PENGEMBANGAN ASESMEN BERBENTUK TES
A. Asesmen Berbentuk Tes
Asesmen sebagai suatu langkah untuk pengumpulan informasi proses dan hasil belajar yang dicapai siswa tentunya membutuhkan suatu alat untuk memperoleh informasi tersebut. Dalam kegiatan asesmen, alat yang paling umum dikenal adalah tes. Tes dianggap paling mudah untuk mengambarkan ketercapaian hasil belajar siswa, namun sebenarnya anggapan tersebut tidak sepenuhnya benar. Tes didefinisikan sebagai seperangkat pertanyaan atau tugas yang dirancang untuk mendapatkan informasi tentang hasil belajar, proses belajar, atau perilaku tertentu di mana setiap butir pertanyaan atau tugas harus memiliki jawaban atau ketentuan yang dianggap benar dan telah teruji (Zainul dan Mulyana, 2005). Bruce, Aiken, dan Kerlinger (dalam Harsiati, 2011) menyatakan bahwa tes merupakan alat untuk mengukur pengetahuan, keterampilan maupun tingkah laku pada ranah tertentu dengan memberikan sejumlah rangsangan buatan untuk ditanggapi.
B. Karakteristik Tes yang Baik
Tes sebagai suatu alat ukur sangat penting untuk dijaga kualitasnya karena selain untuk mengukur ketercapaian belajar, namun secara tidak langsung juga sebagai alat untuk mengukur efektivitas guru dalam mengajar. Oleh karena itu, perlu diperhatikan beberapa kriteria yang dapat digunakan dalam mengembangkan tes yang berkualitas.
1. Tes harus valid, yaitu mengukur apa yang seharusnya diukur sesuai dengan tujuan instruksional dan tujuan pengukuran.
2. Tes harus relevan, yaitu mengukur kemampuan belajar sesuai dengan tingkat kemampuan seseorang.
3. Tes harus spesifik, yaitu soal di dalam tes harus memiliki jawaban pasti dan tidak mendorong siswa untuk berspekulasi dalam menjawab.
4. Tes harus representatif, yaitu materi tes harus mencakup seluruh materi pelajaran.

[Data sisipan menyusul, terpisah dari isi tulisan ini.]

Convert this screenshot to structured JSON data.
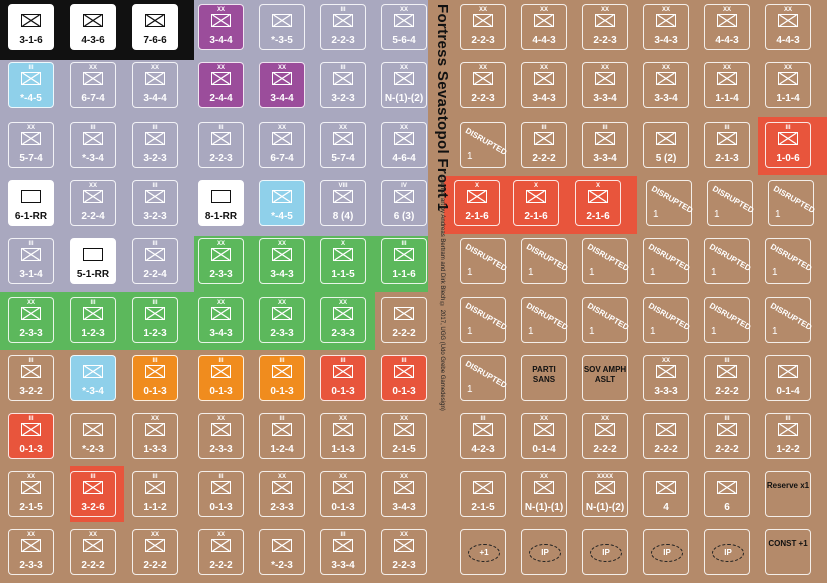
{
  "title": "Fortress Sevastopol  Front 1",
  "credits": "Counter art by Andreas Bertram and Dirk Blech   © 2017, UGG (Udo Grebe Gamedesign)",
  "colors": {
    "grey": "#a9a8bf",
    "green": "#5cb85c",
    "brown": "#b48a6a",
    "black": "#111111",
    "red": "#e8553c",
    "orange": "#f08c1e",
    "purple": "#9b4d9b",
    "skyblue": "#8fd0ea"
  },
  "counters": [
    {
      "label": "3-1-6",
      "style": "dark-pict"
    },
    {
      "label": "4-3-6",
      "style": "dark"
    },
    {
      "label": "7-6-6",
      "style": "dark-pict"
    },
    {
      "label": "3-4-4",
      "size": "XX",
      "color": "purple"
    },
    {
      "label": "*-3-5",
      "size": "",
      "color": "grey"
    },
    {
      "label": "2-2-3",
      "size": "III",
      "color": "grey"
    },
    {
      "label": "5-6-4",
      "size": "XX",
      "color": "grey"
    },
    {
      "label": "2-2-3",
      "size": "XX",
      "color": "brown"
    },
    {
      "label": "4-4-3",
      "size": "XX",
      "color": "brown"
    },
    {
      "label": "2-2-3",
      "size": "XX",
      "color": "brown"
    },
    {
      "label": "3-4-3",
      "size": "XX",
      "color": "brown"
    },
    {
      "label": "4-4-3",
      "size": "XX",
      "color": "brown"
    },
    {
      "label": "4-4-3",
      "size": "XX",
      "color": "brown"
    },
    {
      "label": "*-4-5",
      "size": "III",
      "color": "skyblue"
    },
    {
      "label": "6-7-4",
      "size": "XX",
      "color": "grey"
    },
    {
      "label": "3-4-4",
      "size": "XX",
      "color": "grey"
    },
    {
      "label": "2-4-4",
      "size": "XX",
      "color": "purple"
    },
    {
      "label": "3-4-4",
      "size": "XX",
      "color": "purple"
    },
    {
      "label": "3-2-3",
      "size": "III",
      "color": "grey"
    },
    {
      "label": "N-(1)-(2)",
      "size": "XX",
      "color": "grey"
    },
    {
      "label": "2-2-3",
      "size": "XX",
      "color": "brown"
    },
    {
      "label": "3-4-3",
      "size": "XX",
      "color": "brown"
    },
    {
      "label": "3-3-4",
      "size": "XX",
      "color": "brown"
    },
    {
      "label": "3-3-4",
      "size": "XX",
      "color": "brown"
    },
    {
      "label": "1-1-4",
      "size": "XX",
      "color": "brown"
    },
    {
      "label": "1-1-4",
      "size": "XX",
      "color": "brown"
    },
    {
      "label": "5-7-4",
      "size": "XX",
      "color": "grey"
    },
    {
      "label": "*-3-4",
      "size": "III",
      "color": "grey"
    },
    {
      "label": "3-2-3",
      "size": "III",
      "color": "grey"
    },
    {
      "label": "2-2-3",
      "size": "III",
      "color": "grey"
    },
    {
      "label": "6-7-4",
      "size": "XX",
      "color": "grey"
    },
    {
      "label": "5-7-4",
      "size": "XX",
      "color": "grey"
    },
    {
      "label": "4-6-4",
      "size": "XX",
      "color": "grey"
    },
    {
      "label": "DISRUPTED",
      "num": "1",
      "style": "dis"
    },
    {
      "label": "2-2-2",
      "size": "III",
      "color": "brown"
    },
    {
      "label": "3-3-4",
      "size": "III",
      "color": "brown"
    },
    {
      "label": "5 (2)",
      "size": "",
      "color": "brown"
    },
    {
      "label": "2-1-3",
      "size": "III",
      "color": "brown"
    },
    {
      "label": "1-0-6",
      "size": "III",
      "color": "red"
    },
    {
      "label": "6-1-RR",
      "size": "",
      "color": "grey-white"
    },
    {
      "label": "2-2-4",
      "size": "XX",
      "color": "grey"
    },
    {
      "label": "3-2-3",
      "size": "III",
      "color": "grey"
    },
    {
      "label": "8-1-RR",
      "size": "",
      "color": "grey-white"
    },
    {
      "label": "*-4-5",
      "size": "",
      "color": "skyblue"
    },
    {
      "label": "8 (4)",
      "size": "VIII",
      "color": "grey"
    },
    {
      "label": "6 (3)",
      "size": "IV",
      "color": "grey"
    },
    {
      "label": "2-1-6",
      "size": "X",
      "color": "red"
    },
    {
      "label": "2-1-6",
      "size": "X",
      "color": "red"
    },
    {
      "label": "2-1-6",
      "size": "X",
      "color": "red"
    },
    {
      "label": "DISRUPTED",
      "num": "1",
      "style": "dis"
    },
    {
      "label": "DISRUPTED",
      "num": "1",
      "style": "dis"
    },
    {
      "label": "DISRUPTED",
      "num": "1",
      "style": "dis"
    },
    {
      "label": "3-1-4",
      "size": "III",
      "color": "grey"
    },
    {
      "label": "5-1-RR",
      "size": "",
      "color": "grey-white"
    },
    {
      "label": "2-2-4",
      "size": "III",
      "color": "grey"
    },
    {
      "label": "2-3-3",
      "size": "XX",
      "color": "green"
    },
    {
      "label": "3-4-3",
      "size": "XX",
      "color": "green"
    },
    {
      "label": "1-1-5",
      "size": "X",
      "color": "green"
    },
    {
      "label": "1-1-6",
      "size": "III",
      "color": "green"
    },
    {
      "label": "DISRUPTED",
      "num": "1",
      "style": "dis"
    },
    {
      "label": "DISRUPTED",
      "num": "1",
      "style": "dis"
    },
    {
      "label": "DISRUPTED",
      "num": "1",
      "style": "dis"
    },
    {
      "label": "DISRUPTED",
      "num": "1",
      "style": "dis"
    },
    {
      "label": "DISRUPTED",
      "num": "1",
      "style": "dis"
    },
    {
      "label": "DISRUPTED",
      "num": "1",
      "style": "dis"
    },
    {
      "label": "2-3-3",
      "size": "XX",
      "color": "green"
    },
    {
      "label": "1-2-3",
      "size": "III",
      "color": "green"
    },
    {
      "label": "1-2-3",
      "size": "III",
      "color": "green"
    },
    {
      "label": "3-4-3",
      "size": "XX",
      "color": "green"
    },
    {
      "label": "2-3-3",
      "size": "XX",
      "color": "green"
    },
    {
      "label": "2-3-3",
      "size": "XX",
      "color": "green"
    },
    {
      "label": "2-2-2",
      "size": "",
      "color": "brown"
    },
    {
      "label": "DISRUPTED",
      "num": "1",
      "style": "dis"
    },
    {
      "label": "DISRUPTED",
      "num": "1",
      "style": "dis"
    },
    {
      "label": "DISRUPTED",
      "num": "1",
      "style": "dis"
    },
    {
      "label": "DISRUPTED",
      "num": "1",
      "style": "dis"
    },
    {
      "label": "DISRUPTED",
      "num": "1",
      "style": "dis"
    },
    {
      "label": "DISRUPTED",
      "num": "1",
      "style": "dis"
    },
    {
      "label": "3-2-2",
      "size": "III",
      "color": "brown"
    },
    {
      "label": "*-3-4",
      "size": "",
      "color": "skyblue"
    },
    {
      "label": "0-1-3",
      "size": "III",
      "color": "orange"
    },
    {
      "label": "0-1-3",
      "size": "III",
      "color": "orange"
    },
    {
      "label": "0-1-3",
      "size": "III",
      "color": "orange"
    },
    {
      "label": "0-1-3",
      "size": "III",
      "color": "red"
    },
    {
      "label": "0-1-3",
      "size": "III",
      "color": "red"
    },
    {
      "label": "DISRUPTED",
      "num": "1",
      "style": "dis"
    },
    {
      "label": "PARTI SANS",
      "style": "txt"
    },
    {
      "label": "SOV AMPH ASLT",
      "style": "txt"
    },
    {
      "label": "3-3-3",
      "size": "XX",
      "color": "brown"
    },
    {
      "label": "2-2-2",
      "size": "III",
      "color": "brown"
    },
    {
      "label": "0-1-4",
      "size": "",
      "color": "brown"
    },
    {
      "label": "0-1-3",
      "size": "III",
      "color": "red"
    },
    {
      "label": "*-2-3",
      "size": "",
      "color": "brown"
    },
    {
      "label": "1-3-3",
      "size": "XX",
      "color": "brown"
    },
    {
      "label": "2-3-3",
      "size": "XX",
      "color": "brown"
    },
    {
      "label": "1-2-4",
      "size": "III",
      "color": "brown"
    },
    {
      "label": "1-1-3",
      "size": "XX",
      "color": "brown"
    },
    {
      "label": "2-1-5",
      "size": "XX",
      "color": "brown"
    },
    {
      "label": "4-2-3",
      "size": "III",
      "color": "brown"
    },
    {
      "label": "0-1-4",
      "size": "XX",
      "color": "brown"
    },
    {
      "label": "2-2-2",
      "size": "XX",
      "color": "brown"
    },
    {
      "label": "2-2-2",
      "size": "",
      "color": "brown"
    },
    {
      "label": "2-2-2",
      "size": "III",
      "color": "brown"
    },
    {
      "label": "1-2-2",
      "size": "III",
      "color": "brown"
    },
    {
      "label": "2-1-5",
      "size": "XX",
      "color": "brown"
    },
    {
      "label": "3-2-6",
      "size": "III",
      "color": "red"
    },
    {
      "label": "1-1-2",
      "size": "III",
      "color": "brown"
    },
    {
      "label": "0-1-3",
      "size": "III",
      "color": "brown"
    },
    {
      "label": "2-3-3",
      "size": "XX",
      "color": "brown"
    },
    {
      "label": "0-1-3",
      "size": "XX",
      "color": "brown"
    },
    {
      "label": "3-4-3",
      "size": "XX",
      "color": "brown"
    },
    {
      "label": "2-1-5",
      "size": "",
      "color": "brown"
    },
    {
      "label": "N-(1)-(1)",
      "size": "XX",
      "color": "brown"
    },
    {
      "label": "N-(1)-(2)",
      "size": "XXXX",
      "color": "brown"
    },
    {
      "label": "4",
      "size": "",
      "color": "brown"
    },
    {
      "label": "6",
      "size": "",
      "color": "brown"
    },
    {
      "label": "Reserve x1",
      "style": "txt2"
    },
    {
      "label": "2-3-3",
      "size": "XX",
      "color": "brown"
    },
    {
      "label": "2-2-2",
      "size": "XX",
      "color": "brown"
    },
    {
      "label": "2-2-2",
      "size": "XX",
      "color": "brown"
    },
    {
      "label": "2-2-2",
      "size": "XX",
      "color": "brown"
    },
    {
      "label": "*-2-3",
      "size": "",
      "color": "brown"
    },
    {
      "label": "3-3-4",
      "size": "III",
      "color": "brown"
    },
    {
      "label": "2-2-3",
      "size": "XX",
      "color": "brown"
    },
    {
      "label": "+1",
      "style": "icon"
    },
    {
      "label": "IP",
      "style": "ip"
    },
    {
      "label": "IP",
      "style": "ip"
    },
    {
      "label": "IP",
      "style": "ip"
    },
    {
      "label": "IP",
      "style": "ip"
    },
    {
      "label": "CONST +1",
      "style": "txt"
    }
  ]
}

5. Tes harus seimbang, yaitu tes harus mencakup pokok bahasan dengan tingkat kesulitan yang berbeda mulai dari mudah, sedang dan sulit.
6. Tes harus sensitif, yaitu tes harus benar-benar memberikan hasil tes yang dapat membedakan antara siswa yang menguasai materi dengan yang tidak.
7. Tes harus fair, yaitu tes harus jelas cakupan materinya, normanya, dan kriterianya serta tidak menjebak dan merugikan siswa.
8. Tes harus praktis, yaitu tes tidak sulit untuk dilaksanakan, baik dari segi biaya, waktu maupun pelaksanaannya itu sendiri (Poerwanti, dkk, 2008).
C. Ragam Tes
Tes merupakan alat ukur yang memiliki banyak jenis sesuai dengan tujuan, waktu, cara mengerjakan, cara penyusunan maupun bentuk jawabannya. Berikut ini jenis-jenis tes (dalam Poerwanti, dkk, 2008).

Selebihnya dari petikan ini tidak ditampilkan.